Von Verlagsseite als "Katalog-Handbuch" zur gleichnamigen Sonderausstellung im Vorderasiatischen Museum in Berlin angekündigt, überzeugen die rund 21 in diesem Band enthaltenen Aufsätze zur Geschichte der deutschen Ausgrabungen in Assyrien (Irak) den Leser auch unabhängig von dem aktuellen Projekt voll und ganz. Außerdem werden die in der Ausstellung präsentierten Funde aus Aussur in der vorliegenden Publikation sowieso nicht im Sinne eines Ausstellungskataloges je einzeln vorgstellt, sondern gegebenenfalls in den Texten der 19 Autorinnen und Autoren im Kontext entsprechender Themen behandelt.

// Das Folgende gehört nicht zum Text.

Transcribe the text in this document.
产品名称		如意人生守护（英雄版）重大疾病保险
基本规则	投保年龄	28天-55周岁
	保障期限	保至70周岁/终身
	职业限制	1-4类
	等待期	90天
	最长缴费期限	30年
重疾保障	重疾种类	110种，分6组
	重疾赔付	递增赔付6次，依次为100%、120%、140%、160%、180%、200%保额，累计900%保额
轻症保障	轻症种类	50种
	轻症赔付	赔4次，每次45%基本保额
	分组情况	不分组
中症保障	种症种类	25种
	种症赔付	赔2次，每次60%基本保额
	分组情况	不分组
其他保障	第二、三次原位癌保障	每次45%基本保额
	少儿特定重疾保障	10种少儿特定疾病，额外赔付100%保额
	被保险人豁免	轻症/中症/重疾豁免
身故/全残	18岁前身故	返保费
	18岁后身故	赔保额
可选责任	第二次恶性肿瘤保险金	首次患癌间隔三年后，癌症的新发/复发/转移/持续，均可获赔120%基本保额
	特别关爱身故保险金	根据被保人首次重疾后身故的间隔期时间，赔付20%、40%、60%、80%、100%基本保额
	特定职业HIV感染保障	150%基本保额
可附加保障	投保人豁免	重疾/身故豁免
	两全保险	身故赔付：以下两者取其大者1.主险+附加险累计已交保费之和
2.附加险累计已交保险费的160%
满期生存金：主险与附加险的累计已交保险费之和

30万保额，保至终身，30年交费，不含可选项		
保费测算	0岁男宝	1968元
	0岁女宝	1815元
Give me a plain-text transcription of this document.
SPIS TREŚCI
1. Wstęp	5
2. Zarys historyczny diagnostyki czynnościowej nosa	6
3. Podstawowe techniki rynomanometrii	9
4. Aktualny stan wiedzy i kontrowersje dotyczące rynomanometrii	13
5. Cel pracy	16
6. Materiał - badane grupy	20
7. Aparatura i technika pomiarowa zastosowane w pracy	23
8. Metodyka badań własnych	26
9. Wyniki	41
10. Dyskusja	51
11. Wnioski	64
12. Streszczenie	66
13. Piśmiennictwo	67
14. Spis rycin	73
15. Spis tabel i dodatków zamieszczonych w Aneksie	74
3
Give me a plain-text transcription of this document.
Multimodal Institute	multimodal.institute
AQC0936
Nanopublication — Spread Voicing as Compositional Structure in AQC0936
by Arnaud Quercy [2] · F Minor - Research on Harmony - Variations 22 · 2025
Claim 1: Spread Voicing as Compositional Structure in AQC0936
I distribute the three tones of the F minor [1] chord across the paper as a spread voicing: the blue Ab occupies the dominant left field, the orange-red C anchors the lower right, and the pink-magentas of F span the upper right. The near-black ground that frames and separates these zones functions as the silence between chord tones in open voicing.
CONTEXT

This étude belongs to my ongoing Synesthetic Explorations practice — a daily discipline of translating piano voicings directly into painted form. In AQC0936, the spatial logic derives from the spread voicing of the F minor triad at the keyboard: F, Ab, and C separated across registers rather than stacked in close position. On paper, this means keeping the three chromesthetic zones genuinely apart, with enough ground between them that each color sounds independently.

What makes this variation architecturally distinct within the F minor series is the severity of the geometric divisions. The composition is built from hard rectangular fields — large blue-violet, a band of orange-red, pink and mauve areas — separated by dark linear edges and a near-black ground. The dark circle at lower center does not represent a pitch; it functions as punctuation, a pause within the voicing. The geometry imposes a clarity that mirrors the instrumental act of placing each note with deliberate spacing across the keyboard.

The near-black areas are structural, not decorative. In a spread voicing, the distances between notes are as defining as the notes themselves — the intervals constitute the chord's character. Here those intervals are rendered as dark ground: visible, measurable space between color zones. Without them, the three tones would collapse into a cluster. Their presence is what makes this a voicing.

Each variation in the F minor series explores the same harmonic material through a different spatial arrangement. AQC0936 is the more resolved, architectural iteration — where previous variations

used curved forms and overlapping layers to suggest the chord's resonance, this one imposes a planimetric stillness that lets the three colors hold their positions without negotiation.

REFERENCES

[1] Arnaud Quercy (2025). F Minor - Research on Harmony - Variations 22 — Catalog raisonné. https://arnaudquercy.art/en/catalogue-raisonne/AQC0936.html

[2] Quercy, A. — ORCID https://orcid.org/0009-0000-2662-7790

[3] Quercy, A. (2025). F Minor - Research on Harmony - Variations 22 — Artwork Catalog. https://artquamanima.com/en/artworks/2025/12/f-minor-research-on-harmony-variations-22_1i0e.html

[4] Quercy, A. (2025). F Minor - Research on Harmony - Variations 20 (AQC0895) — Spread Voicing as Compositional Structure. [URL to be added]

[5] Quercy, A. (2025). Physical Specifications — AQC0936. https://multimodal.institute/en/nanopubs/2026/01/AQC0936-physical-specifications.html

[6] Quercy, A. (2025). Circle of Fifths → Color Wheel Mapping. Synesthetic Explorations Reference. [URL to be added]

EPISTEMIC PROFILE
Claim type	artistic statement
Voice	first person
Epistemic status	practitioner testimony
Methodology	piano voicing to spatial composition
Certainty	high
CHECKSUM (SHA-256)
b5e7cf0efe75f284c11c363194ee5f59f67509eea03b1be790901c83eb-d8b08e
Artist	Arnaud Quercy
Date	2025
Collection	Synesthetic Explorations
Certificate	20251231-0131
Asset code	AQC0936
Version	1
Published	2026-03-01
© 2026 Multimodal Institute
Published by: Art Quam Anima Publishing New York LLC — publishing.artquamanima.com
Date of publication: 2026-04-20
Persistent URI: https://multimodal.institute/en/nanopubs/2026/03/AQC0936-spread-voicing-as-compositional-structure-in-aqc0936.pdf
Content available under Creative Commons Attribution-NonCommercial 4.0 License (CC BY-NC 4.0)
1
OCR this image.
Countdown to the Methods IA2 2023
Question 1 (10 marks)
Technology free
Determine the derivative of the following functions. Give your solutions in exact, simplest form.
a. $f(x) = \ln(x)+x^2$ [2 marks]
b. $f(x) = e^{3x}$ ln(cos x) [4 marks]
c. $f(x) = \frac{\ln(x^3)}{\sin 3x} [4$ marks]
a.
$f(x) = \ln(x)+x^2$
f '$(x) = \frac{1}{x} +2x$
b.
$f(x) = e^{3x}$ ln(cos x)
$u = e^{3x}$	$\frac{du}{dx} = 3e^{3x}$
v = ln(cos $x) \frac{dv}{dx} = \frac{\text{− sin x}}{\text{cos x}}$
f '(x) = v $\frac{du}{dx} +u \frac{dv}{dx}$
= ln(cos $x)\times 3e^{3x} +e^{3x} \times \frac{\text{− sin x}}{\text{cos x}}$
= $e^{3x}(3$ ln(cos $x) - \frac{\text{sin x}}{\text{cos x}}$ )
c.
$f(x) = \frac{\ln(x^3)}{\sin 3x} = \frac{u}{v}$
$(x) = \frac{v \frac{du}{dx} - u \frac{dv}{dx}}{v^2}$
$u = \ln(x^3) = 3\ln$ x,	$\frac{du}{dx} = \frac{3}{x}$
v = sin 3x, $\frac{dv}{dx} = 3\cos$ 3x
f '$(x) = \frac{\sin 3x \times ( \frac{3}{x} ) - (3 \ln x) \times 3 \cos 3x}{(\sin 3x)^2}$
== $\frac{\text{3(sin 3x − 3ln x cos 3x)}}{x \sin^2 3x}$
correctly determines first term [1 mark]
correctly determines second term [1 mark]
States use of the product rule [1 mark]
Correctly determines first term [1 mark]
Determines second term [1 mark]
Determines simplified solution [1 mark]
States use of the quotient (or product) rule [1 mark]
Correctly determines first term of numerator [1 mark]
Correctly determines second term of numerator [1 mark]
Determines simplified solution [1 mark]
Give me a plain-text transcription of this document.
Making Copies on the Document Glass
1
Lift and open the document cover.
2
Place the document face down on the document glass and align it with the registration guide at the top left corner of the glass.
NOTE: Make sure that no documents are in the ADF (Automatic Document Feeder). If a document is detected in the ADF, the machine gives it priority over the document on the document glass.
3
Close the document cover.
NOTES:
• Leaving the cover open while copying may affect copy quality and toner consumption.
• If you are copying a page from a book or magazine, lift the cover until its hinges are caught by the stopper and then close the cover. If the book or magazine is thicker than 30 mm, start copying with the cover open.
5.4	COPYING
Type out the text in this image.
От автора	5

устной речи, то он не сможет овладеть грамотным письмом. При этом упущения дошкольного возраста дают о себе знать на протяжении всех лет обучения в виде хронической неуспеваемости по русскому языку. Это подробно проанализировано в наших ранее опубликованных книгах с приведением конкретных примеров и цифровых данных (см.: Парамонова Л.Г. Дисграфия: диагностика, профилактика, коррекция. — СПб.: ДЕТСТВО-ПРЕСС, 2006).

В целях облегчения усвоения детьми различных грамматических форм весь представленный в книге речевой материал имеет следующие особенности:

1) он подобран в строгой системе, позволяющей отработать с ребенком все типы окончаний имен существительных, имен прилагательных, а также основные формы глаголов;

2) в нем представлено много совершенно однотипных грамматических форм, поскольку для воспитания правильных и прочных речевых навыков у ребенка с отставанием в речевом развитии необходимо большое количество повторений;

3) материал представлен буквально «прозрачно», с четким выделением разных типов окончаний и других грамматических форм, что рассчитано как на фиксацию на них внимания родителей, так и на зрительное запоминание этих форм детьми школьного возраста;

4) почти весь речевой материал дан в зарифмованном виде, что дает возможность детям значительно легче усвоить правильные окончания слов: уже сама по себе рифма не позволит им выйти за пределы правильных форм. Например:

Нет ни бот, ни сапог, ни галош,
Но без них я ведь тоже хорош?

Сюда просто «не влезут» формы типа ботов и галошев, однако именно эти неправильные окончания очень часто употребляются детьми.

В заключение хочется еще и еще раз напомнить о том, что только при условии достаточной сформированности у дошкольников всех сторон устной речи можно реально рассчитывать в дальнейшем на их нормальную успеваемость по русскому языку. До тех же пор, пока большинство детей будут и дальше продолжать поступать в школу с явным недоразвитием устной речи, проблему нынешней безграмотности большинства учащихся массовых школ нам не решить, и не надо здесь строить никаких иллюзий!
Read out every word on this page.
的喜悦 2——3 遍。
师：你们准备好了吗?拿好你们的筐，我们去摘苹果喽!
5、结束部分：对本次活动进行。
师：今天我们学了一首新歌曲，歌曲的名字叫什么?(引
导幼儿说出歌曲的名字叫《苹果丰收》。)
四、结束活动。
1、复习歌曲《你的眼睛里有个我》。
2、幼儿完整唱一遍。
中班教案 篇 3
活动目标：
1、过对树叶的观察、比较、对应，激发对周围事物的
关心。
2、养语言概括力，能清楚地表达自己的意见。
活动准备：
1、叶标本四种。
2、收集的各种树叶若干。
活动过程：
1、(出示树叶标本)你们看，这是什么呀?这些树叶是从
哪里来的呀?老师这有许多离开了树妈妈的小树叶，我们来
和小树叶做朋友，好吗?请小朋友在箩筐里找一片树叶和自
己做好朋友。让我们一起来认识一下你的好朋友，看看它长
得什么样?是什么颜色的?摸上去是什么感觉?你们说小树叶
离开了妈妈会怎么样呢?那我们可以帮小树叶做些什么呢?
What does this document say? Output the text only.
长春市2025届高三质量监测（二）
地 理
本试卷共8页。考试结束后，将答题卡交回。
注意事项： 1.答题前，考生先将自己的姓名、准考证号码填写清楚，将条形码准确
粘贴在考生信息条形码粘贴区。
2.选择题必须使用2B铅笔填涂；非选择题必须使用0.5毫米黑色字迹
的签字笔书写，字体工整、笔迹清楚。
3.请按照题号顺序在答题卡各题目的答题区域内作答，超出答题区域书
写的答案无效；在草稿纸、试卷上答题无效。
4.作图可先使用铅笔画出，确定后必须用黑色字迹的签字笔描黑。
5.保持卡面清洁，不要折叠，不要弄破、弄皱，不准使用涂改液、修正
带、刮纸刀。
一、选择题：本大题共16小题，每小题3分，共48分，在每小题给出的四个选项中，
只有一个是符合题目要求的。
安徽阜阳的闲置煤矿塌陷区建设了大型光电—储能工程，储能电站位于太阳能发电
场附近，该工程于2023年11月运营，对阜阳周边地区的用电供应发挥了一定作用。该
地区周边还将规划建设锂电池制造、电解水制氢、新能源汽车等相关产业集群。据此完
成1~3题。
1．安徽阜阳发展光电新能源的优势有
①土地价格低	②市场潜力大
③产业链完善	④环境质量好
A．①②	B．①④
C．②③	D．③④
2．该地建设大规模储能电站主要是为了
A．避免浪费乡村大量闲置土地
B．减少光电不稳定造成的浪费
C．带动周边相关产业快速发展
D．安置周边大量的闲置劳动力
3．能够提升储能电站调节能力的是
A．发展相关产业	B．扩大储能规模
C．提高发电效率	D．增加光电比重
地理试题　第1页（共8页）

Ohne ihres wissenschaftlichen Charakters verlustig zu gehen, verzichten die Verfasser dabei auf die normalerweise bei derartigen Publikationen gebräuchlichen Fußnoten, nicht jedoch auf gleich eine Reihe ausgesprochen nützlicher Querverweise zu den jeweils anderen Texten im Band. In diesem Zusammenhang stört es auch nicht, dass sich hin und wieder inhaltliche Doppelungen ergeben. Im Gegenteil, entfaltet sich vor dem inneren Auge des Lesers doch auf diese Weise recht schnell ein Bild, in welchem die Bedeutung der rund 100jährigen Grabungsgeschichte deutscher Archäologinnen und Archäologen in Assur klar fassbar wird.
Das Konzept, archäologische Sachverhalte in Form von Essays einem breiteren Publikum in leicht verständlicher Weise nahe zu bringen ohne gleichzeitig auf inhaltliche Tiefe und präzise Darstellung zu verzichten, hat sich mit diesem Band einmal mehr bewährt und sollte beibehalten werden.
Das Werk, das letztlich fast 100 Seiten und über 50 Abbildungen umfangreicher als ursprünglich angekündigt ausgefallen ist, vermittelt auch vom Layout her und in der Abfolge von den fünf thematischen Kapiteln - Einführung, Ausgrabung, Museum, Forschung und Vision - die für eine Beschäftigung mit den materiellen Zeugnissen menschlicher Vergangenheit nötige innere Distanz und Ruhe.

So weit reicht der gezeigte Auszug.